Debates rage over the legality of the centuries-old Gyanvapi mosque in Varanasi, whose ablution fountain has been called a “shivling” by Hindu nationalist groups. Debates also rage over the legality of the Mathura Shahi Idgah mosque in Mathura, the 13th-century Bhojshala-Kamal Maula complex in Madhya Pradesh, and the Qutub Minar, a 13th-century minaret and UNESCO World Heritage Site in New Delhi.
In each of these cases, Hindu nationalists are seeking to use state-sponsored archaeological investigations to undermine active mosques used by Muslims for hundreds of years. The destruction of the Babri Masjid has emboldened others attempting to destroy mosques, providing them with a game plan. According to a report by India Hate Lab, of the 668 anti-hate speech events recorded in 2023, 169 (25 percent) involved speeches calling for the targeting of Muslim places of worship.
The Modi regime has also routinely deployed bulldozers to destroy tens of thousands of Muslim-owned properties, including homes, mosques, and businesses, all the while claiming these properties occupy government lands. One close Modi ally, the notorious anti-Muslim hate monger and Uttar Pradesh Chief Minister Yogi Adityanath, is so profligate in his use of bulldozers that he is referred to by his followers as “bulldozer baba.”
The Indian government’s decision to rename historically Muslim cities and eliminate Muslim contributions from Indian textbooks form counterparts to this broader campaign of dispossession and subjugation.

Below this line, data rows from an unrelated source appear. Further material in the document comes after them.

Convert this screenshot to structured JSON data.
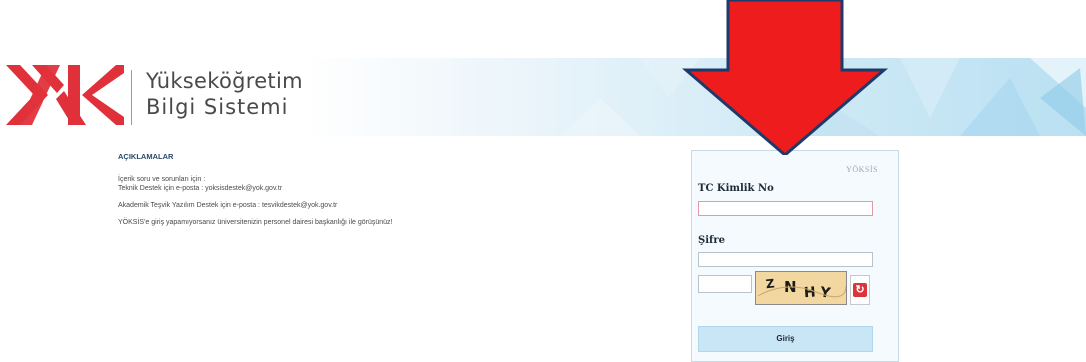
{
  "header": {
    "brand_line1": "Yükseköğretim",
    "brand_line2": "Bilgi Sistemi",
    "logo_icon": "yok-logo-icon",
    "logo_color": "#e0313a"
  },
  "info": {
    "title": "AÇIKLAMALAR",
    "line1": "İçerik soru ve sorunları için :",
    "line2": "Teknik Destek için e-posta : yoksisdestek@yok.gov.tr",
    "line3": "Akademik Teşvik Yazılım Destek için e-posta : tesvikdestek@yok.gov.tr",
    "line4": "YÖKSİS'e giriş yapamıyorsanız üniversitenizin personel dairesi başkanlığı ile görüşünüz!"
  },
  "login": {
    "system_label": "YÖKSİS",
    "tc_label": "TC Kimlik No",
    "tc_value": "",
    "password_label": "Şifre",
    "password_value": "",
    "captcha_value": "",
    "captcha_text": "ZNHY",
    "refresh_icon": "refresh-icon",
    "submit_label": "Giriş"
  },
  "annotation": {
    "arrow_icon": "down-arrow-icon",
    "arrow_color": "#ee1c1c"
  }
}
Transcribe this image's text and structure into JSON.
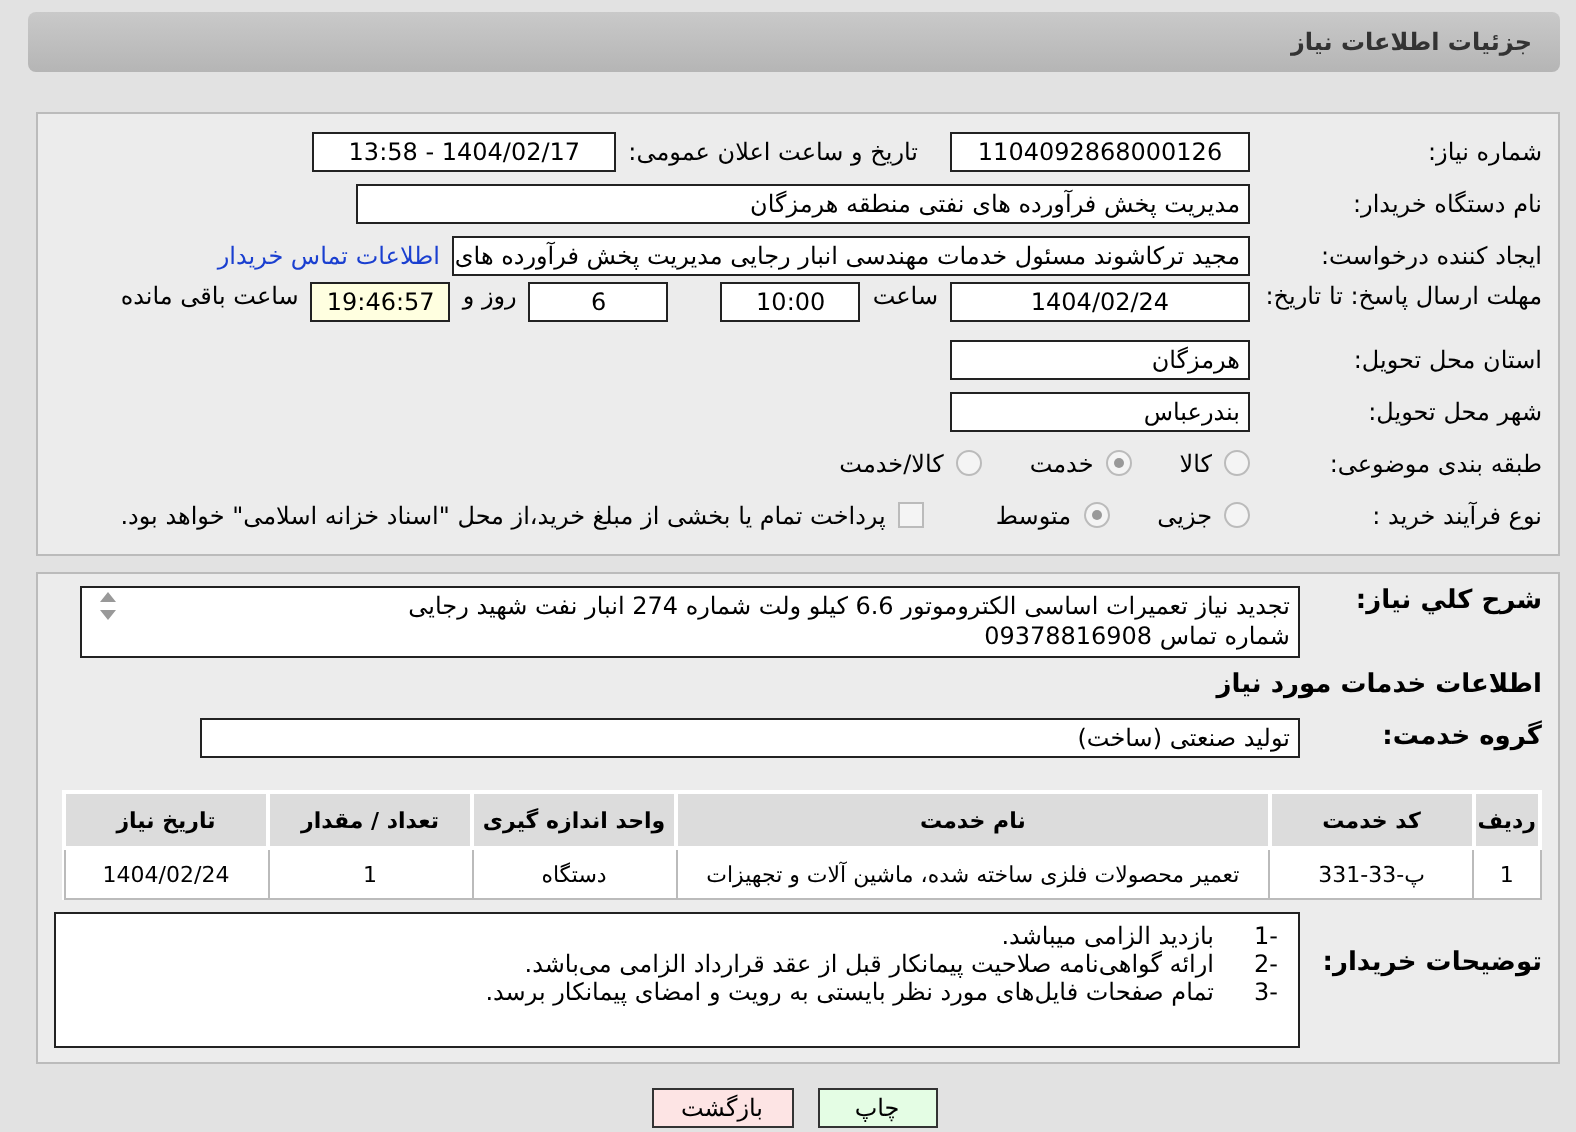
{
  "page_title": "جزئیات اطلاعات نیاز",
  "need_number": {
    "label": "شماره نیاز:",
    "value": "1104092868000126"
  },
  "announce": {
    "label": "تاریخ و ساعت اعلان عمومی:",
    "value": "1404/02/17 - 13:58"
  },
  "buyer_org": {
    "label": "نام دستگاه خریدار:",
    "value": "مدیریت پخش فرآورده های نفتی منطقه هرمزگان"
  },
  "requester": {
    "label": "ایجاد کننده درخواست:",
    "value": "مجید ترکاشوند مسئول خدمات مهندسی انبار رجایی مدیریت پخش فرآورده های",
    "contact_link": "اطلاعات تماس خریدار"
  },
  "deadline": {
    "label": "مهلت ارسال پاسخ: تا تاریخ:",
    "date": "1404/02/24",
    "time_label": "ساعت",
    "time": "10:00",
    "days": "6",
    "days_label": "روز و",
    "remaining": "19:46:57",
    "remaining_label": "ساعت باقی مانده"
  },
  "province": {
    "label": "استان محل تحویل:",
    "value": "هرمزگان"
  },
  "city": {
    "label": "شهر محل تحویل:",
    "value": "بندرعباس"
  },
  "category": {
    "label": "طبقه بندی موضوعی:",
    "options": [
      {
        "label": "کالا",
        "selected": false
      },
      {
        "label": "خدمت",
        "selected": true
      },
      {
        "label": "کالا/خدمت",
        "selected": false
      }
    ]
  },
  "process": {
    "label": "نوع فرآیند خرید :",
    "options": [
      {
        "label": "جزیی",
        "selected": false
      },
      {
        "label": "متوسط",
        "selected": true
      }
    ],
    "payment": {
      "checked": false,
      "text": "پرداخت تمام یا بخشی از مبلغ خرید،از محل \"اسناد خزانه اسلامی\" خواهد بود."
    }
  },
  "summary": {
    "label": "شرح کلي نياز:",
    "lines": [
      "تجدید نیاز تعمیرات اساسی الکتروموتور 6.6 کیلو ولت شماره 274 انبار نفت شهید رجایی",
      "شماره تماس 09378816908"
    ]
  },
  "services_heading": "اطلاعات خدمات مورد نیاز",
  "service_group": {
    "label": "گروه خدمت:",
    "value": "تولید صنعتی (ساخت)"
  },
  "table": {
    "columns": [
      "ردیف",
      "کد خدمت",
      "نام خدمت",
      "واحد اندازه گیری",
      "تعداد / مقدار",
      "تاریخ نیاز"
    ],
    "rows": [
      [
        "1",
        "پ-33-331",
        "تعمیر محصولات فلزی ساخته شده، ماشین آلات و تجهیزات",
        "دستگاه",
        "1",
        "1404/02/24"
      ]
    ]
  },
  "buyer_notes": {
    "label": "توضیحات خریدار:",
    "lines": [
      {
        "num": "1-",
        "text": "بازدید الزامی میباشد."
      },
      {
        "num": "2-",
        "text": "ارائه گواهی‌نامه صلاحیت پیمانکار قبل از عقد قرارداد الزامی می‌باشد."
      },
      {
        "num": "3-",
        "text": "تمام صفحات فایل‌های مورد نظر بایستی به رویت و امضای پیمانکار برسد."
      }
    ]
  },
  "buttons": [
    {
      "label": "چاپ",
      "kind": "print"
    },
    {
      "label": "بازگشت",
      "kind": "back"
    }
  ]
}
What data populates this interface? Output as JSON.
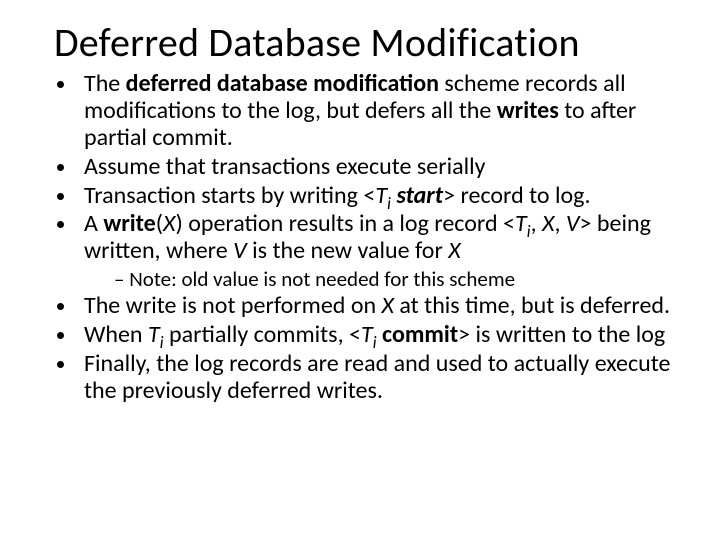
{
  "title": "Deferred Database Modification",
  "b1_a": "The ",
  "b1_bold": "deferred database modification",
  "b1_b": " scheme records all modifications to the log, but defers all the ",
  "b1_writes": "writes",
  "b1_c": " to after partial commit.",
  "b2": "Assume that transactions execute serially",
  "b3_a": "Transaction starts by writing <",
  "b3_T": "T",
  "b3_i": "i",
  "b3_sp": "  ",
  "b3_start": "start",
  "b3_b": "> record to log.",
  "b4_a": "A  ",
  "b4_write": "write",
  "b4_b": "(",
  "b4_X1": "X",
  "b4_c": ") operation results in a log record  <",
  "b4_T": "T",
  "b4_i": "i",
  "b4_d": ", ",
  "b4_X2": "X",
  "b4_e": ", ",
  "b4_V1": "V",
  "b4_f": "> being written, where ",
  "b4_V2": "V",
  "b4_g": " is the new value for ",
  "b4_X3": "X",
  "sub1": "Note: old value is not needed for this scheme",
  "b5_a": "The write is not performed on ",
  "b5_X": "X",
  "b5_b": " at this time, but is deferred.",
  "b6_a": "When ",
  "b6_T1": "T",
  "b6_i1": "i",
  "b6_b": " partially commits, ",
  "b6_lt": "<",
  "b6_T2": "T",
  "b6_i2": "i",
  "b6_sp": " ",
  "b6_commit": "commit",
  "b6_c": "> is written to the log",
  "b7": "Finally, the log records are read and used to actually execute the previously deferred writes."
}
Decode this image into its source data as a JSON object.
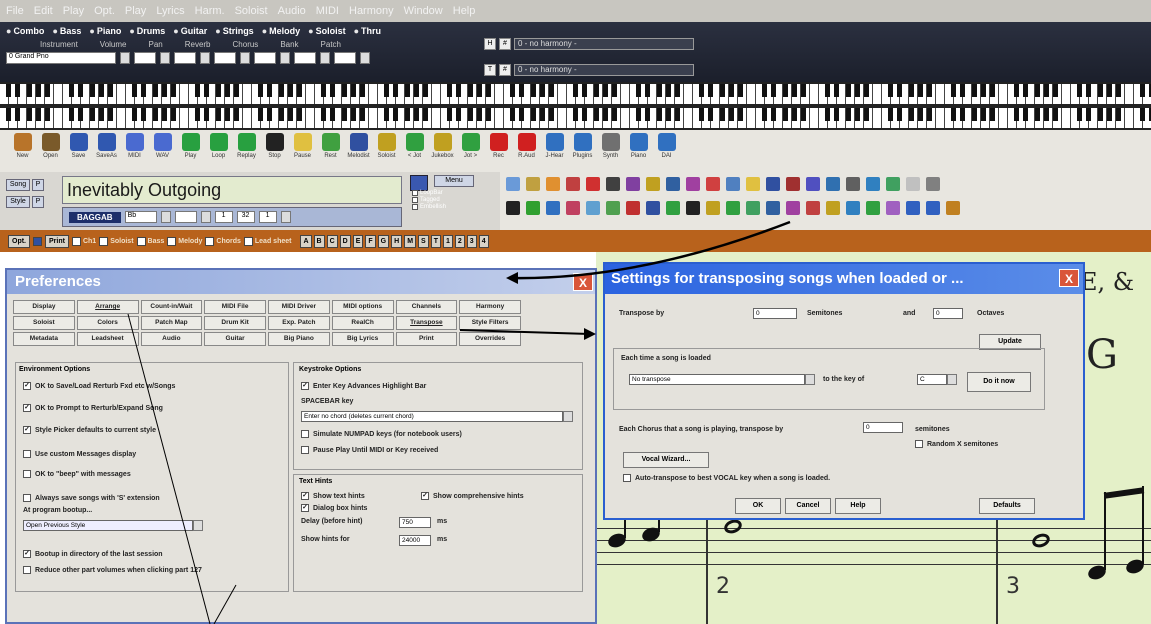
{
  "menu": [
    "File",
    "Edit",
    "Play",
    "Opt.",
    "Play",
    "Lyrics",
    "Harm.",
    "Soloist",
    "Audio",
    "MIDI",
    "Harmony",
    "Window",
    "Help"
  ],
  "tracks": [
    "Combo",
    "Bass",
    "Piano",
    "Drums",
    "Guitar",
    "Strings",
    "Melody",
    "Soloist",
    "Thru"
  ],
  "track_subheads": [
    "Instrument",
    "Volume",
    "Pan",
    "Reverb",
    "Chorus",
    "Bank",
    "Patch"
  ],
  "instrument_value": "0 Grand Pno",
  "harmony_select_1": "0 - no harmony -",
  "harmony_select_2": "0 - no harmony -",
  "toolbar": [
    {
      "label": "New",
      "color": "#b8742a"
    },
    {
      "label": "Open",
      "color": "#7a5a2a"
    },
    {
      "label": "Save",
      "color": "#3058b0"
    },
    {
      "label": "SaveAs",
      "color": "#3058b0"
    },
    {
      "label": "MIDI",
      "color": "#4a6ad0"
    },
    {
      "label": "WAV",
      "color": "#4a6ad0"
    },
    {
      "label": "Play",
      "color": "#28a040"
    },
    {
      "label": "Loop",
      "color": "#28a040"
    },
    {
      "label": "Replay",
      "color": "#28a040"
    },
    {
      "label": "Stop",
      "color": "#222222"
    },
    {
      "label": "Pause",
      "color": "#e0c040"
    },
    {
      "label": "Rest",
      "color": "#40a040"
    },
    {
      "label": "Melodist",
      "color": "#3050a0"
    },
    {
      "label": "Soloist",
      "color": "#c0a020"
    },
    {
      "label": "< Jot",
      "color": "#30a040"
    },
    {
      "label": "Jukebox",
      "color": "#c0a020"
    },
    {
      "label": "Jot >",
      "color": "#30a040"
    },
    {
      "label": "Rec",
      "color": "#d02020"
    },
    {
      "label": "R.Aud",
      "color": "#d02020"
    },
    {
      "label": "J-Hear",
      "color": "#3070c0"
    },
    {
      "label": "Plugins",
      "color": "#3070c0"
    },
    {
      "label": "Synth",
      "color": "#707070"
    },
    {
      "label": "Piano",
      "color": "#3070c0"
    },
    {
      "label": "DAI",
      "color": "#3070c0"
    }
  ],
  "song": {
    "title": "Inevitably Outgoing",
    "key": "BAGGAB",
    "key_val": "Bb",
    "tempo": "1",
    "chorus_from": "32",
    "chorus_to": "1",
    "side_song": "Song",
    "side_style": "Style",
    "menu_btn": "Menu",
    "checks": [
      "LoopBar",
      "Tagged",
      "Embellish"
    ]
  },
  "orangebar": {
    "opt": "Opt.",
    "print": "Print",
    "ch_label": "Ch",
    "voice_opts": [
      "Ch1",
      "Soloist",
      "Bass",
      "Melody",
      "Chords",
      "Lead sheet"
    ],
    "letters": [
      "A",
      "B",
      "C",
      "D",
      "E",
      "F",
      "G",
      "H",
      "M",
      "S",
      "T",
      "1",
      "2",
      "3",
      "4"
    ]
  },
  "prefs": {
    "title": "Preferences",
    "close": "X",
    "tabs": [
      "Display",
      "Arrange",
      "Count-in/Wait",
      "MIDI File",
      "MIDI Driver",
      "MIDI options",
      "Channels",
      "Harmony",
      "Soloist",
      "Colors",
      "Patch Map",
      "Drum Kit",
      "Exp. Patch",
      "RealCh",
      "Transpose",
      "Style Filters",
      "Metadata",
      "Leadsheet",
      "Audio",
      "Guitar",
      "Big Piano",
      "Big Lyrics",
      "Print",
      "Overrides"
    ],
    "env_title": "Environment Options",
    "env_opts": [
      {
        "label": "OK to Save/Load Rerturb Fxd etc w/Songs",
        "checked": true
      },
      {
        "label": "OK to Prompt to Rerturb/Expand Song",
        "checked": true
      },
      {
        "label": "Style Picker defaults to current style",
        "checked": true
      },
      {
        "label": "Use custom Messages display",
        "checked": false
      },
      {
        "label": "OK to \"beep\" with messages",
        "checked": false
      },
      {
        "label": "Always save songs with 'S' extension",
        "checked": false
      }
    ],
    "startup_label": "At program bootup...",
    "startup_value": "Open Previous Style",
    "bottom_opts": [
      {
        "label": "Bootup in directory of the last session",
        "checked": true
      },
      {
        "label": "Reduce other part volumes when clicking part 127",
        "checked": false
      }
    ],
    "kb_title": "Keystroke Options",
    "kb_opt": "Enter Key Advances Highlight Bar",
    "spacebar_label": "SPACEBAR key",
    "spacebar_value": "Enter no chord (deletes current chord)",
    "kb_opts2": [
      "Simulate NUMPAD keys (for notebook users)",
      "Pause Play Until MIDI or Key received"
    ],
    "hints_title": "Text Hints",
    "show_text_hints": "Show text hints",
    "show_comp_hints": "Show comprehensive hints",
    "dialog_hints": "Dialog box hints",
    "delay_label": "Delay (before hint)",
    "delay_value": "750",
    "show_for_label": "Show hints for",
    "show_for_value": "24000",
    "ms": "ms"
  },
  "transpose": {
    "title": "Settings for transposing songs when loaded or ...",
    "close": "X",
    "transpose_by": "Transpose by",
    "semitones_value": "0",
    "semitones": "Semitones",
    "and": "and",
    "octaves_value": "0",
    "octaves": "Octaves",
    "update": "Update",
    "each_time": "Each time a song is loaded",
    "mode_value": "No transpose",
    "to_key_of": "to the key of",
    "key_value": "C",
    "do_it_now": "Do it now",
    "each_chorus": "Each Chorus that a song is playing, transpose by",
    "chorus_value": "0",
    "chorus_semitones": "semitones",
    "random": "Random X semitones",
    "vocal_wizard": "Vocal Wizard...",
    "auto_vocal": "Auto-transpose to best VOCAL key when a song is loaded.",
    "ok": "OK",
    "cancel": "Cancel",
    "help": "Help",
    "defaults": "Defaults"
  },
  "sheet": {
    "text": "E, &",
    "measure_2": "2",
    "measure_3": "3"
  }
}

A controversial new amendment proposed by Modi could dangerously accelerate this destruction. The so-called “waqf amendment” would modify existing legislation that governs Muslim-owned properties, such as mosques, madrassas, orphanages, and graveyards. Currently governed by state-level waqf boards, these lands are supposed to remain for non-commercial, religious use in perpetuity. Modi’s amendment to the waqf bill would mandate the appointment of non-Muslims to waqf boards, which could allow the government to eventually gain control of these properties, to sell or destroy them.
The proposed amendment also omits the “waqf by user provision” from the 1954 Waqf Act, which recognizes waqf properties as legitimate so long as they are actively used by Muslims. Recognizing the fact that some Muslim properties lack formal titles, but have nonetheless been used by Muslims for decades or even centuries, the provision enables Muslims to continue to legally occupy historic lands.
Mosques, madrassas, graveyards, and other holy sites are today threatened on all sides, having to fend off legal threats, spurious archaeological investigations, and, in many cases, armed, angry rioters intent on destroying them.
Indian Muslims cannot stand by while the tragedy of Ayodhya plays out again and again across the country. Nor can the world. The fate of India’s Muslims and our historic lands is a preview of the broader campaign of Modi’s authoritarian desire to attack anyone not aligned with the Hindu nationalist agenda. Though it has often begun with mosques, the properties of minorities, regime critics, and journalists are all now targets for state violence.
On this year’s anniversary of the Babri Masjid destruction, Indians and non-Indians alike must remember this history to avoid it playing out again and again in the future. The Indian Supreme Court must act quickly to uphold the Places of Worship Act and protect India’s religious heritage.